Tooth decay is ubiquitous among humans and is one of the most prevalent oral diseases. Although this condition is largely preventable, more than half of all adults over the age of eighteen present early signs of the disease, and at some point in life about three out of four adults will develop the disease. Tooth decay is also common among children as young as five and remains the most common chronic disease of children aged five to seventeen years. It is estimated that tooth decay is four times more prevalent than asthma in childhood (Todem, 2008). Tooth decay and its correlates such as poor oral health place an enormous burden on the society. Poor oral health and a propensity to dental caries have been related to decreased school performance, poor social relationships and less success later in life. It is estimated that about 51 million school hours per year are lost in the U.S. alone because of dental-related illness. In older adults, tooth decay is one of the leading causes of tooth loss which has a dramatic impact on chewing ability leading to detrimental changes in food selection. This, in turn, may increase the risk of systemic diseases such as cardiovascular diseases and cancer.
The etiology of dental caries is well established. It is a localized, progressive demineraliza-tion of the hard tissues of the crown and root surfaces of teeth. The demineralization is caused by acids produced by bacteria, particularly mutans Streptococci and possibly Lactobacilli, that ferment dietary carbohydrates. This occurs within a bacteria-laden gelatinous material called dental plaque that adheres to tooth surfaces and becomes colonized by bacteria. Thus, dental caries results from the interplay of three main factors over time: dietary carbohydrates, cariogenic bacteria within dental plaque, and susceptible hard tooth surfaces. Dental caries is also a dynamic process since periods of demineralization alternate with periods of remineralization through the action of fluoride, calcium and phosphorous contained in oral fluids.
The evaluation of the severity of tooth decay is often performed at the tooth surface level.

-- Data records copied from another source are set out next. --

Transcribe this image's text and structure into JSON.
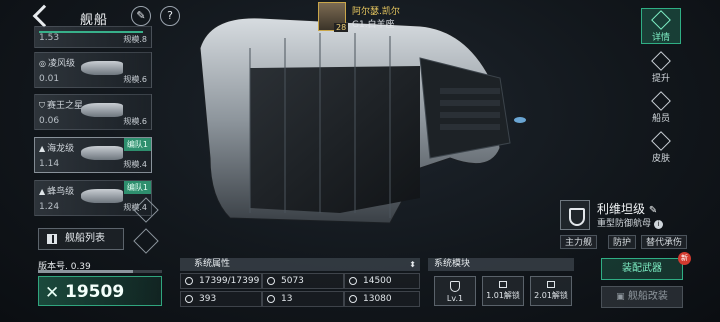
{
  "header": {
    "title": "舰船"
  },
  "captain": {
    "name": "阿尔瑟.凯尔",
    "constellation": "G1.白羊座",
    "level": "28"
  },
  "ship_list": [
    {
      "number": "1.53",
      "scale": "规模.8",
      "name": ""
    },
    {
      "number": "0.01",
      "scale": "规模.6",
      "name": "凌风级"
    },
    {
      "number": "0.06",
      "scale": "规模.6",
      "name": "赛王之星"
    },
    {
      "number": "1.14",
      "scale": "规模.4",
      "name": "海龙级",
      "fleet": "编队1"
    },
    {
      "number": "1.24",
      "scale": "规模.4",
      "name": "蜂鸟级",
      "fleet": "编队1"
    }
  ],
  "fleet_list_label": "舰船列表",
  "nav": [
    {
      "label": "详情"
    },
    {
      "label": "提升"
    },
    {
      "label": "船员"
    },
    {
      "label": "皮肤"
    }
  ],
  "ship_info": {
    "class_name": "利维坦级",
    "type": "重型防御航母",
    "tags": [
      "主力舰",
      "防护",
      "替代承伤"
    ]
  },
  "version": {
    "label": "版本号. 0.39",
    "progress": 0.77
  },
  "power": "19509",
  "attributes": {
    "title": "系统属性",
    "items": [
      {
        "value": "17399/17399",
        "icon": "hull-icon"
      },
      {
        "value": "5073",
        "icon": "armor-icon"
      },
      {
        "value": "14500",
        "icon": "shield-stat-icon"
      },
      {
        "value": "393",
        "icon": "speed-icon"
      },
      {
        "value": "13",
        "icon": "crew-icon"
      },
      {
        "value": "13080",
        "icon": "firepower-icon"
      }
    ]
  },
  "modules": {
    "title": "系统模块",
    "slots": [
      {
        "label": "Lv.1"
      },
      {
        "label": "1.01解锁"
      },
      {
        "label": "2.01解锁"
      }
    ]
  },
  "buttons": {
    "equip": "装配武器",
    "equip_badge": "新",
    "refit": "舰船改装"
  },
  "colors": {
    "accent": "#2fae84",
    "accent_text": "#7ff0c6",
    "badge": "#d33a2f"
  }
}
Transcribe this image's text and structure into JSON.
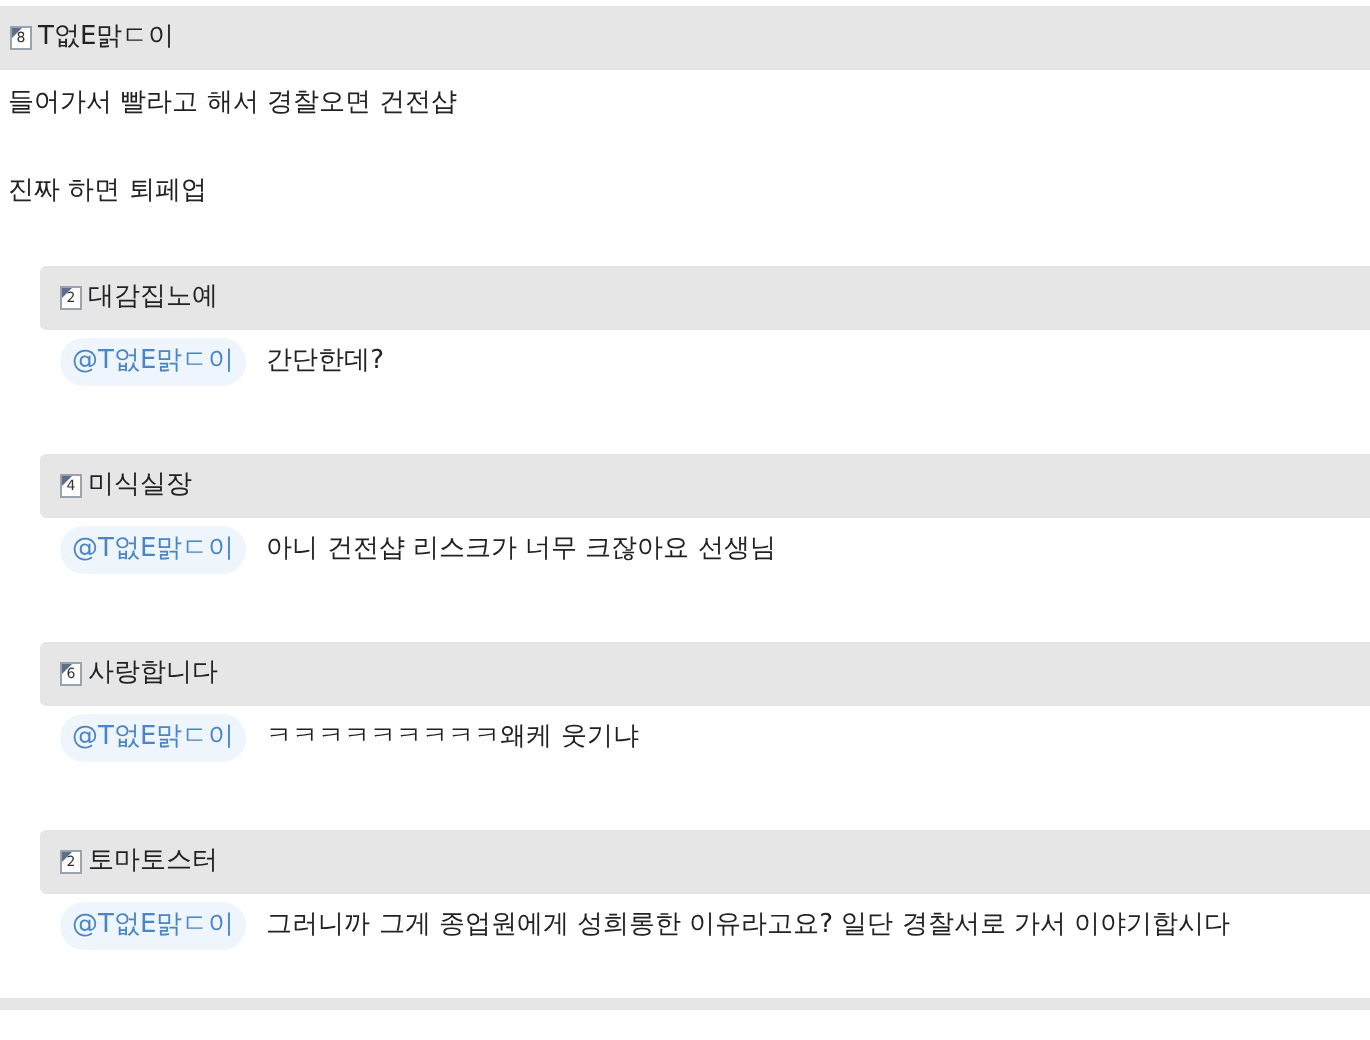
{
  "post": {
    "author": "T없E맑ㄷ이",
    "badge": "8",
    "lines": [
      "들어가서 빨라고 해서 경찰오면 건전샵",
      "진짜 하면 퇴페업"
    ]
  },
  "replies": [
    {
      "author": "대감집노예",
      "badge": "2",
      "mention": "@T없E맑ㄷ이",
      "text": "간단한데?"
    },
    {
      "author": "미식실장",
      "badge": "4",
      "mention": "@T없E맑ㄷ이",
      "text": "아니 건전샵 리스크가 너무 크잖아요 선생님"
    },
    {
      "author": "사랑합니다",
      "badge": "6",
      "mention": "@T없E맑ㄷ이",
      "text": "ㅋㅋㅋㅋㅋㅋㅋㅋㅋ왜케 웃기냐"
    },
    {
      "author": "토마토스터",
      "badge": "2",
      "mention": "@T없E맑ㄷ이",
      "text": "그러니까 그게 종업원에게 성희롱한 이유라고요? 일단 경찰서로 가서 이야기합시다"
    }
  ]
}
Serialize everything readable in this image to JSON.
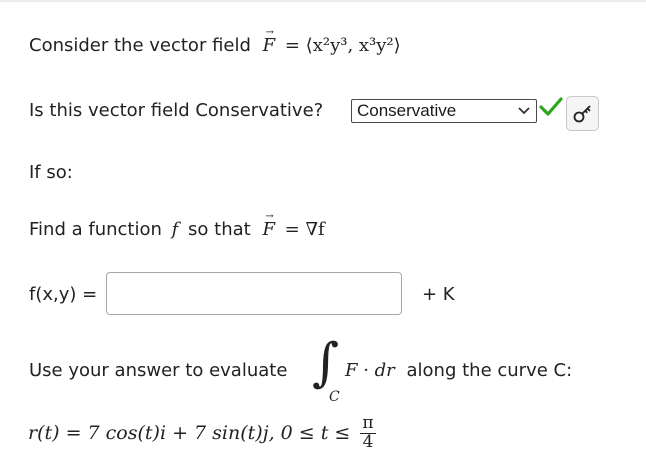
{
  "question": {
    "intro_text": "Consider the vector field",
    "field_name": "F",
    "field_definition": "= ⟨x²y³, x³y²⟩",
    "conservative_prompt": "Is this vector field Conservative?",
    "if_so_text": "If so:",
    "find_text_pre": "Find a function",
    "find_f": "f",
    "find_text_mid": "so that",
    "gradient_eq": "= ∇f",
    "function_label": "f(x,y) =",
    "constant_label": "+ K",
    "evaluate_text": "Use your answer to evaluate",
    "integral_sign": "∫",
    "integral_sub": "C",
    "integrand": "F · dr",
    "along_text": "along the curve C:",
    "curve": "r(t) = 7 cos(t)i + 7 sin(t)j,  0 ≤ t ≤",
    "upper_num": "π",
    "upper_den": "4"
  },
  "answer": {
    "select_value": "Conservative",
    "function_input_value": "",
    "function_input_placeholder": ""
  },
  "colors": {
    "check": "#2ea61c",
    "input_border": "#a7a7a7"
  },
  "icons": {
    "check": "checkmark-icon",
    "key": "key-icon",
    "chevron": "chevron-down-icon"
  }
}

According to the World Health Organization, both the shape and the depth of a carious lesion at the tooth surface level can be scored on a four-point scale, D1 to D4. Level D1 refers to clinically detectable enamel lesions with non-cavitated surfaces; D2 for clinically detectable cavities limited to the enamel; D3 for clinically detectable lesions in dentin; and finally D4 for lesions into the pulp. Despite these detailed tooth-level data, most epidemiological studies often rely on the decayed, missing and filled (DMF) index, developed in the 1930s by Klein et al. (see for example Klein and Palmer, 1938). This index is applied to all the teeth (DMFT) or to all surfaces (DMFS), and represents the cumulative severity of dental caries experience for each individual. These scores have well documented shortcomings regarding their ability to describe the intra-oral distribution of dental caries (Lewsey and Thomson, 2004). But they continue to be instrumental in evaluating and comparing the risks of dental caries across population groups. Most importantly, they remain popular in dental caries research for their ability to conduct historical comparisons in population-based studies.
Statistical analysis of dental caries data relies heavily on the research question under study. These questions can be classified into two groups. The first group represents questions that can be answered using mouth-level outcomes generated using aggregated scores such as the DMF index. The second group refers to questions that necessitate the use of tooth or tooth-surface level outcomes. A very important issue to address for the data analyst is the modeling strategy to adopt for the response variable under investigation. Broadly, two fairly different views are advocated. The first view, supported by large-sample properties, states that normal theory should be applied as much as possible, even to non-normal data such as counts (Verbeke and Molenberghs, 2000). This view is strengthened by the notion that, normal models, despite being a member of the generalized linear models (GLIM), are much further developed than any other GLIM (e.g. model checks and diagnostic tools), and that they enjoy unique properties (e.g., the existence of closed form solutions, exact distributions for test statistics, unbiased estimators, etc...). Although this is correct in principle, it fails to acknowledge that normal models may not be adequate for some types of data. As an example, the abundance of zeros in DMF scores rules out any attempt to use normal models, such as linear models, even after a suitable transformation. While a transformation may normalize the distribution of nonzero response values, no transformation could spread the zeros (Hall, 2000). A different modeling view is that each type of outcome should be analyzed using tools that exploit the nature of the data. For dental data, features to be accommodated include the discrete nature of the data (count responses for mouth-level data and binary response for intra-oral data), the abundance of zeros for example in the DMF/S scoring, and the clustering in intra-oral responses. The clustering of participants as a result of the study design is another important feature.
This chapter reviews common statistical parametric models to answer questions that arise in dental caries research, with an eye to discerning their relative strengths and limitations. Missing data problems arising in caries dental reasrch will also be discussed but touched on briefly.